江戸幕府最後の将軍・徳川慶喜は、鳥羽・伏見の戦闘で大敗を喫し、薩長側に錦の御旗が与えられたことで、怒濤のように攻めかかられると、戦闘開始から3日後、大坂城から脱走して江戸へ逃亡した。歴史作家の河合敦氏は「過信や見込みの甘さが、慶喜の人生を暗転させた」と指摘する。
幼少より聡明だった徳川慶喜
徳川慶喜は、水戸藩主・徳川斉昭の子として生まれ、一橋家(徳川御三卿の一つ)の家督を継いだ。幼少より聡明だったので、斉昭もその将来に大いに期待を寄せ、ことのほかかわいがった。
やがて病弱な13代将軍・家定に子が生まれる可能性のないことがわかると、斉昭をはじめ開明的な雄藩の大名たちは、その後嗣に慶喜を強く推した。だが、大老の井伊直弼は紀州(和歌山県)藩主・徳川慶福(家茂)をその座にすえ、反発した一橋派の大名を弾圧(安政の大獄)。慶喜も数年間の逼塞を余儀なくされた。
将軍職就任と大政奉還
しかし文久2年(1862)に復権して14代将軍・家茂の将軍後見職となり、政局の中心である京都で目覚ましい活躍を見せると、元治元年(1864)に孝明天皇の信頼を得て、朝廷の禁裏守衛総督に任命された。

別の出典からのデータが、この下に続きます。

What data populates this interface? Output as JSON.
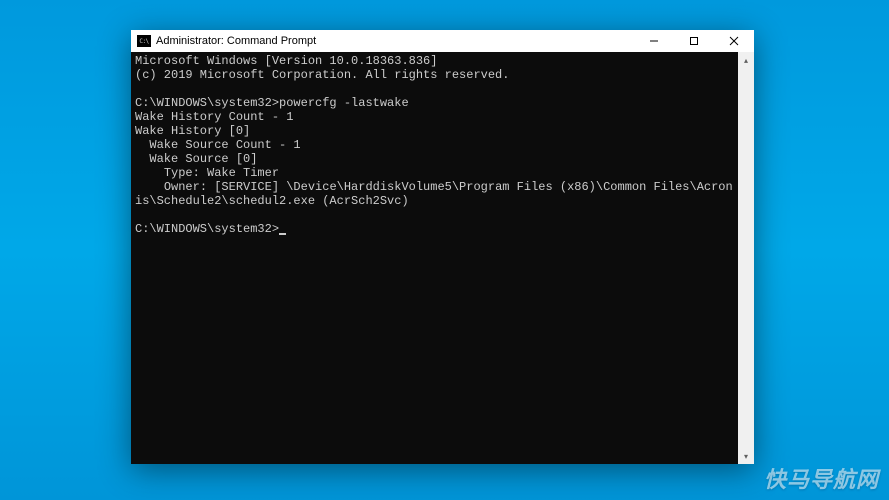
{
  "window": {
    "title": "Administrator: Command Prompt",
    "icon_label": "cmd"
  },
  "terminal": {
    "lines": [
      "Microsoft Windows [Version 10.0.18363.836]",
      "(c) 2019 Microsoft Corporation. All rights reserved.",
      "",
      "C:\\WINDOWS\\system32>powercfg -lastwake",
      "Wake History Count - 1",
      "Wake History [0]",
      "  Wake Source Count - 1",
      "  Wake Source [0]",
      "    Type: Wake Timer",
      "    Owner: [SERVICE] \\Device\\HarddiskVolume5\\Program Files (x86)\\Common Files\\Acronis\\Schedule2\\schedul2.exe (AcrSch2Svc)",
      ""
    ],
    "prompt": "C:\\WINDOWS\\system32>"
  },
  "controls": {
    "minimize": "minimize",
    "maximize": "maximize",
    "close": "close"
  },
  "scrollbar": {
    "up": "▴",
    "down": "▾"
  },
  "watermark": "快马导航网"
}
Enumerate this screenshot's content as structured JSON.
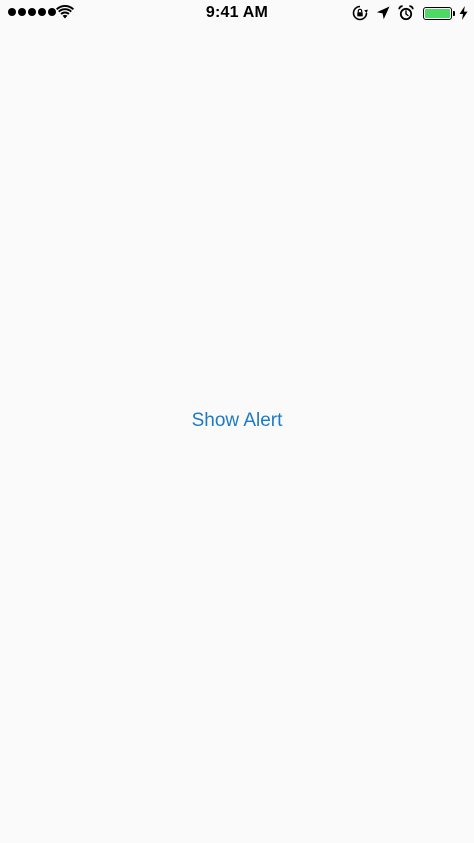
{
  "status_bar": {
    "time": "9:41 AM",
    "signal_bars": 5,
    "battery_level": 1.0,
    "battery_color": "#4cd964",
    "icons": [
      "signal-icon",
      "wifi-icon",
      "orientation-lock-icon",
      "location-arrow-icon",
      "alarm-icon",
      "battery-icon",
      "charging-bolt-icon"
    ]
  },
  "main": {
    "button_label": "Show Alert",
    "button_color": "#1f7ac4"
  }
}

慶喜は、会津藩主・松平容保らと結んで、京都で政治権力を持つようになり、慶応2年(1866)夏、第2次長州征討の最中に将軍・家茂が病死すると、これにかわって徳川宗家を継ぎ、さらに15代将軍になった。
だが、長州征討で幕府軍が長州藩に敗北したことにより、倒幕の流れは一気に加速する。すると慶喜は、土佐藩(高知県)の献策を受け入れ、慶応3年(1867)10月、朝廷に政権を返上(大政奉還)したのである。
鳥羽・伏見の敗戦と大坂城脱走
その後、慶喜は鳥羽・伏見の戦闘で大敗を喫する。薩長側に錦の御旗が与えられたことで、怒濤のように攻めかかられると、戦闘開始から3日後、大坂城から脱走して江戸へ逃亡した。
河合氏は、慶喜の過信や見込みの甘さが、その人生を暗転させたと解説している。なお、本稿は河合敦著『日本史人物 死ぬほど痛いかすり傷』(三笠書房)の一部を再編集したものである。